O assédio como instrumento de gestão predadora
O ano de 2023 tem sido fértil em sinais que nos indicam como vai a sociedade portuguesa ao nível da cidadania, das relações de trabalho e da vida política em geral. Claro que apenas os que encontram eco nos meios de comunicação têm algum impacto como foi o caso de novas notícias de assédio moral e sexual em várias instituições universitárias. Casos que envolveram professores universitários ou investigadores, alguns dos quais bem conhecidos dentro e fora de fronteiras.
António Brandão Guedes é Técnico Superior Aposentado da ACT e dirigente da BASE-FUT.

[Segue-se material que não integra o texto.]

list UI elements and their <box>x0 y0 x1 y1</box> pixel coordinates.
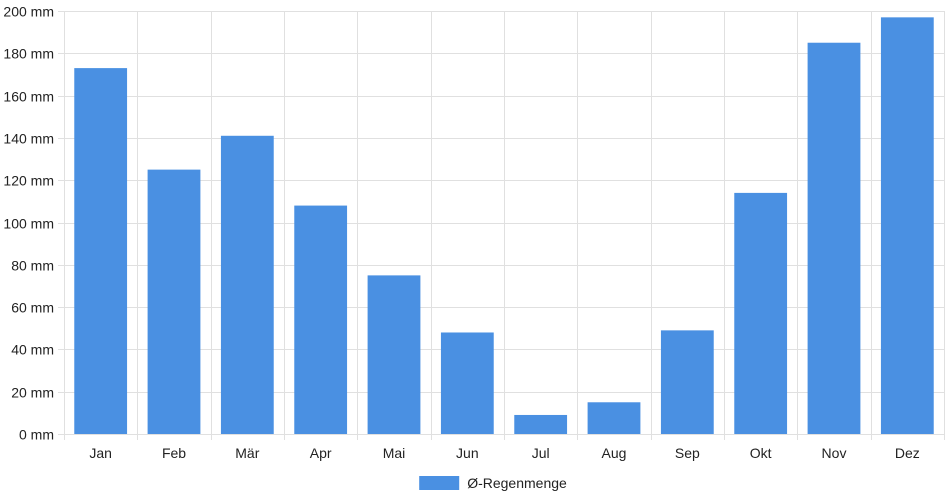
bar-mär[interactable] <box>220 135 274 434</box>
bar-feb[interactable] <box>147 169 201 434</box>
y-tick-label: 160 mm <box>3 89 54 105</box>
x-tick-label: Jan <box>89 445 112 461</box>
x-tick-label: Aug <box>602 445 627 461</box>
x-tick-label: Nov <box>822 445 847 461</box>
x-tick-label: Jun <box>456 445 479 461</box>
grid-lines <box>58 11 945 440</box>
x-tick-label: Apr <box>310 445 332 461</box>
x-tick-label: Mär <box>235 445 259 461</box>
axes: 0 mm 20 mm 40 mm 60 mm 80 mm 100 mm 120 mm 140 … <box>3 4 919 462</box>
bar-aug[interactable] <box>587 402 641 434</box>
legend-label[interactable]: Ø-Regenmenge <box>467 475 567 491</box>
y-tick-label: 20 mm <box>11 385 54 401</box>
legend-swatch[interactable] <box>419 476 460 490</box>
y-tick-label: 80 mm <box>11 258 54 274</box>
y-tick-label: 40 mm <box>11 342 54 358</box>
y-tick-label: 200 mm <box>3 4 54 20</box>
y-tick-label: 60 mm <box>11 300 54 316</box>
y-tick-label: 140 mm <box>3 131 54 147</box>
y-tick-label: 120 mm <box>3 173 54 189</box>
bar-jan[interactable] <box>74 68 128 434</box>
y-tick-label: 0 mm <box>19 427 54 443</box>
bar-nov[interactable] <box>807 42 861 434</box>
bar-sep[interactable] <box>660 330 714 434</box>
legend[interactable]: Ø-Regenmenge <box>419 475 567 491</box>
x-tick-label: Feb <box>162 445 186 461</box>
bar-series <box>74 17 934 434</box>
bar-dez[interactable] <box>880 17 934 434</box>
x-tick-label: Okt <box>750 445 772 461</box>
bar-jul[interactable] <box>514 414 568 434</box>
x-tick-label: Dez <box>895 445 920 461</box>
bar-apr[interactable] <box>294 205 348 434</box>
x-tick-label: Sep <box>675 445 700 461</box>
bar-jun[interactable] <box>440 332 494 434</box>
y-tick-label: 180 mm <box>3 46 54 62</box>
x-tick-label: Jul <box>532 445 550 461</box>
y-tick-label: 100 mm <box>3 216 54 232</box>
x-tick-label: Mai <box>383 445 406 461</box>
bar-okt[interactable] <box>734 192 788 434</box>
bar-mai[interactable] <box>367 275 421 434</box>
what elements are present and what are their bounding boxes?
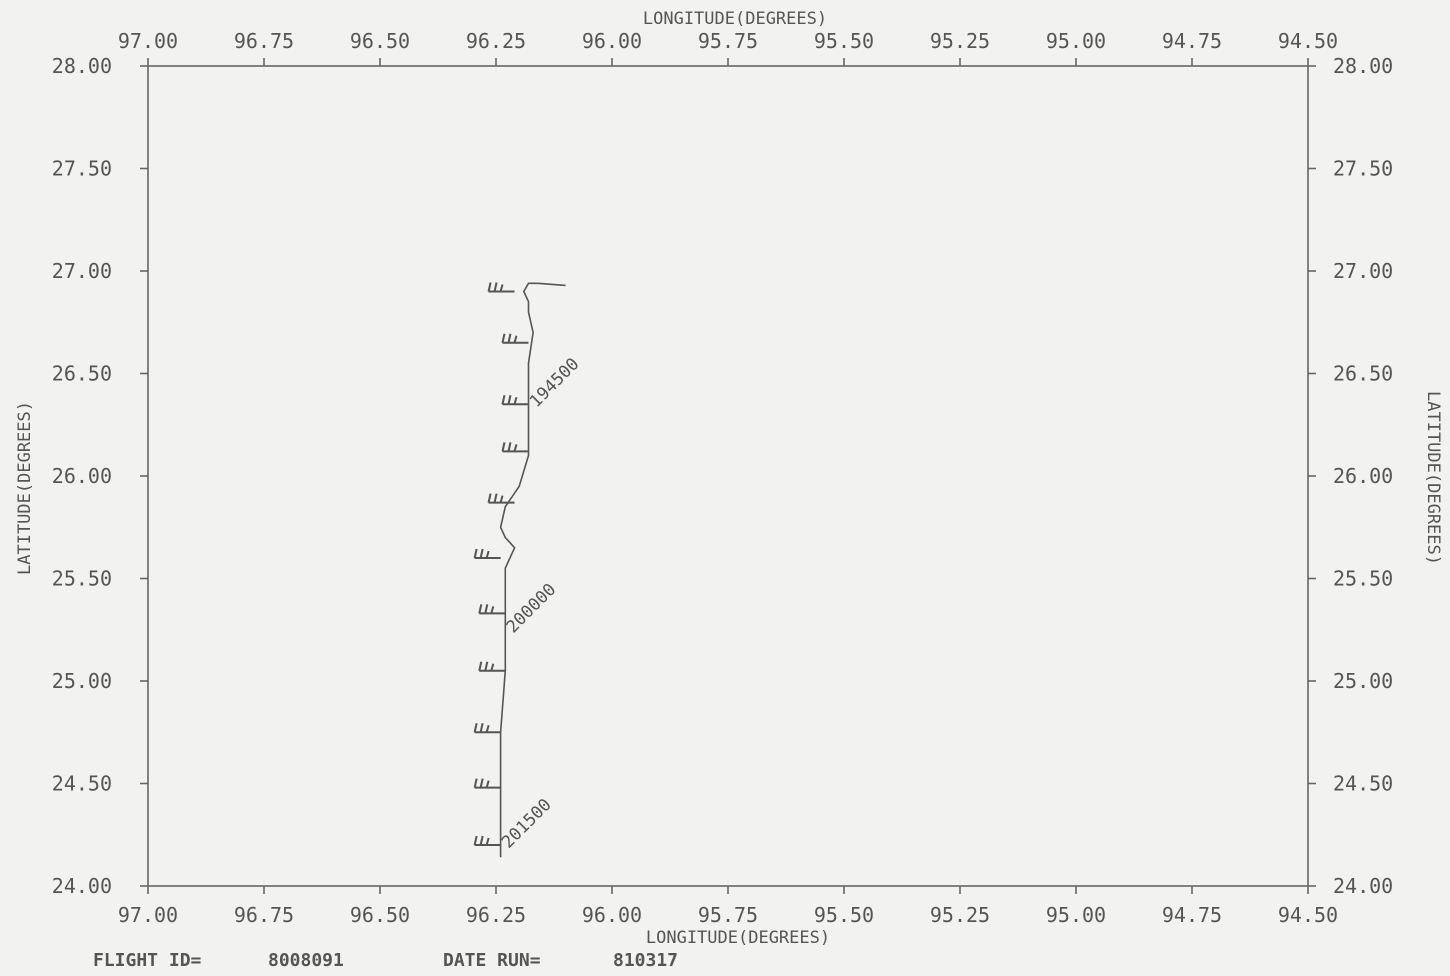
y-tick-label-right: 26.50 bbox=[1333, 362, 1393, 386]
flight-id-label: FLIGHT ID= bbox=[93, 950, 202, 971]
y-tick-label-left: 27.50 bbox=[52, 157, 112, 181]
x-tick-label-bottom: 94.50 bbox=[1278, 903, 1338, 927]
x-tick-label-bottom: 95.75 bbox=[698, 903, 758, 927]
wind-barb bbox=[501, 333, 529, 344]
y-tick-label-left: 25.50 bbox=[52, 567, 112, 591]
x-tick-label-top: 96.50 bbox=[350, 29, 410, 53]
x-tick-label-bottom: 95.00 bbox=[1046, 903, 1106, 927]
x-tick-label-bottom: 96.50 bbox=[350, 903, 410, 927]
x-tick-label-bottom: 97.00 bbox=[118, 903, 178, 927]
wind-barb bbox=[473, 778, 501, 789]
x-axis-title-top: LONGITUDE(DEGREES) bbox=[643, 9, 827, 29]
time-labels: 194500 200000 201500 bbox=[498, 354, 583, 852]
x-tick-label-top: 94.75 bbox=[1162, 29, 1222, 53]
y-tick-label-right: 25.00 bbox=[1333, 669, 1393, 693]
wind-barb bbox=[487, 493, 515, 504]
y-tick-label-left: 28.00 bbox=[52, 54, 112, 78]
wind-barb bbox=[501, 442, 529, 453]
wind-barb bbox=[473, 548, 501, 559]
y-tick-label-right: 27.00 bbox=[1333, 259, 1393, 283]
x-tick-label-top: 95.25 bbox=[930, 29, 990, 53]
x-tick-label-top: 95.50 bbox=[814, 29, 874, 53]
y-tick-label-right: 28.00 bbox=[1333, 54, 1393, 78]
y-axis-title-right: LATITUDE(DEGREES) bbox=[1423, 391, 1443, 565]
x-tick-label-top: 96.75 bbox=[234, 29, 294, 53]
y-tick-label-right: 24.50 bbox=[1333, 772, 1393, 796]
y-tick-label-right: 26.00 bbox=[1333, 464, 1393, 488]
y-tick-label-left: 26.00 bbox=[52, 464, 112, 488]
flight-track bbox=[499, 282, 566, 858]
track-line bbox=[499, 282, 566, 858]
y-tick-label-left: 24.50 bbox=[52, 772, 112, 796]
x-tick-label-top: 97.00 bbox=[118, 29, 178, 53]
wind-barbs bbox=[473, 282, 529, 846]
plot-frame bbox=[147, 65, 1309, 887]
wind-barb bbox=[478, 604, 506, 615]
time-label: 200000 bbox=[503, 580, 561, 638]
x-tick-label-top: 95.75 bbox=[698, 29, 758, 53]
flight-id-value: 8008091 bbox=[268, 950, 344, 971]
x-tick-label-bottom: 96.00 bbox=[582, 903, 642, 927]
date-run-value: 810317 bbox=[613, 950, 678, 971]
y-tick-label-right: 25.50 bbox=[1333, 567, 1393, 591]
wind-barb bbox=[473, 723, 501, 734]
x-axis-title-bottom: LONGITUDE(DEGREES) bbox=[646, 928, 830, 948]
time-label: 201500 bbox=[498, 795, 556, 853]
wind-barb bbox=[473, 835, 501, 846]
x-tick-label-bottom: 95.25 bbox=[930, 903, 990, 927]
axis-ticks: 97.00 97.00 96.75 96.75 96.50 96.50 96.25 96.25… bbox=[52, 29, 1393, 927]
wind-barb bbox=[501, 395, 529, 406]
y-tick-label-left: 26.50 bbox=[52, 362, 112, 386]
y-tick-label-left: 27.00 bbox=[52, 259, 112, 283]
x-tick-label-bottom: 94.75 bbox=[1162, 903, 1222, 927]
y-tick-label-right: 24.00 bbox=[1333, 874, 1393, 898]
x-tick-label-top: 95.00 bbox=[1046, 29, 1106, 53]
wind-barb bbox=[478, 661, 506, 672]
time-label: 194500 bbox=[526, 354, 584, 412]
y-tick-label-right: 27.50 bbox=[1333, 157, 1393, 181]
x-tick-label-bottom: 96.75 bbox=[234, 903, 294, 927]
y-tick-label-left: 24.00 bbox=[52, 874, 112, 898]
wind-barb bbox=[487, 282, 515, 293]
x-tick-label-top: 94.50 bbox=[1278, 29, 1338, 53]
date-run-label: DATE RUN= bbox=[443, 950, 541, 971]
x-tick-label-top: 96.25 bbox=[466, 29, 526, 53]
y-axis-title-left: LATITUDE(DEGREES) bbox=[15, 401, 35, 575]
x-tick-label-bottom: 96.25 bbox=[466, 903, 526, 927]
x-tick-label-bottom: 95.50 bbox=[814, 903, 874, 927]
x-tick-label-top: 96.00 bbox=[582, 29, 642, 53]
y-tick-label-left: 25.00 bbox=[52, 669, 112, 693]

Para além da gravidade das situações, a que nos referiremos mais adiante, cumpre desde já assinalar que estes casos foram notícia e objecto de abundantes considerações em artigos de opinião porque envolveu gente das elites académicas. Como quase sempre acontece apenas o que acontece aos grandes, e a determinados profissionais com alguma visibilidade social, é relevante nesta sociedade classista. Temos casos destes com fartura. Vejam por exemplo: quando morre um operário numa obra pouco se escreve sobre o mesmo, por vezes nem o nome. Quando morre um polícia, um político, empresário ou artista realizam-se reportagens que vão ao até ao detalhe romanesco.
Ora, o assédio moral e sexual tão falado no caso das universidades, é a ponta do icebergue de uma prática frequente nas empresas e serviços públicos. Em muitas empresas é claramente uma prática de gestão para afastar trabalhadores incómodos ou considerados pouco produtivos sem indemnizações a que teriam direito se, numa luta desigual, não desistissem e se despedissem para não arruinarem mais a saúde. Quando se despedem os trabalhadores já estão com a saúde destruída por muitos anos!
Apesar dos estudos, convenções da OIT (190), resoluções do Parlamento Europeu e legislação nacional terem melhorado a situação sob ponto de vista jurídico, com destaque para a proteção das vítimas e das testemunhas, a prática do assédio não foi criminalizada e é sempre um processo difícil para as vítimas. Estas, sem mecanismos independentes e eficazes de denuncia, estão sempre numa situação desfavorável.
O assédio moral, a avaliação por objectivos e prémios, a precariedade e a intensificação do trabalho com desregulação de horários estão a criar um caldo de cultura empresarial verdadeiramente própria de um capitalismo predador dos trabalhadores e das suas famílias. Esta cultura que visa a exploração de quem trabalha atravessa multinacionais e empresas de menor dimensão e está a criar serviços e empresas patológicas, ou seja, empresas que criam trabalhadores doentes, plenos de stresse e burnout, com crescentes lesões musculo-esqueléticas e depressões.
Estas situações que emergem cada vez mais à luz do dia exigem uma ação sindical que coloque a saúde e segurança do trabalhador no centro das reivindicações e no apoio aos trabalhadores. Mas também exige aos militantes que culturalmente têm uma ligação à fé cristã e aos respectivos valores de solidariedade e humanismo uma reflexão teológica própria, infelizmente ausente das Jornadas Mundiais da Juventude e de outros espaços eclesiais. O Papa Francisco que os inquisidores deste século querem “queimar”, chamou lapidarmente a esta gestão predadora do capital a “economia que mata”! Está tudo dito! A doença profissional, ao contrário do acidente, mata lentamente, mas mata e, por vezes, dolorosamente!
27/07/2023
A equipa assume a gestão editorial de Terra da Fraternidade, mas os textos de reflexão vinculam apenas quem os assina.